Nicholas J. H. Coles is a British-American scholar in working-class literature and composition studies, and is Associate Professor of English and Director of Composition at the University of Pittsburgh.
Education
He holds Bachelor and Master of Arts degrees from Oxford University (Coles was educated at Balliol College, where he was awarded a first-class undergraduate degree), and he holds Master of Arts and Doctor of Philosophy degrees from the State University of New York at Buffalo. His 1981 Doctor of Philosophy dissertation was The Making of a Monster: The Working Class in the Industrial Novels and Social Investigations of 1830–1855.
Career
He writes and teaches about literacy, pedagogy, contemporary poetry, and teacher-research. His best-known book, Working Classics (1990), co-edited with Peter Oresick, was the first to highlight a seldom acknowledged working-class presence within contemporary American poetry. He is also Field Director of the National Writing Project, based at the University of California at Berkeley.
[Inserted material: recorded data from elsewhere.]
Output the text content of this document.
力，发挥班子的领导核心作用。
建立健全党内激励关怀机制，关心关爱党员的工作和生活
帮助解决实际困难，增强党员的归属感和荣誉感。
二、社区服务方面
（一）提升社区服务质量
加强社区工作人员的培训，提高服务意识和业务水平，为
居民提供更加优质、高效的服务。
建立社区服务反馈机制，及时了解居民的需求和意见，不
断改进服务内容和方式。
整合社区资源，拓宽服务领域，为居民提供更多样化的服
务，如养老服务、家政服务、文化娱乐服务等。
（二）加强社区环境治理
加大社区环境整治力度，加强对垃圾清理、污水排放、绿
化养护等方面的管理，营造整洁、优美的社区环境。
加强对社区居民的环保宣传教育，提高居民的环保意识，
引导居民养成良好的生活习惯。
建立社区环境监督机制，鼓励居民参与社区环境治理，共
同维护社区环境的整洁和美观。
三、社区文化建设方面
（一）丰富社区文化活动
He directed until 2002 the Western Pennsylvania Writing Project, a site of the National Writing Project, working to improve students’ writing and academic performance in K-12 schools.
He has lived in the United States since the 1970s, primarily in Pittsburgh, Pennsylvania. He currently lives with author and painter Jennifer Matesa and their 12-year-old son Jonathan in Pittsburgh, Pennsylvania.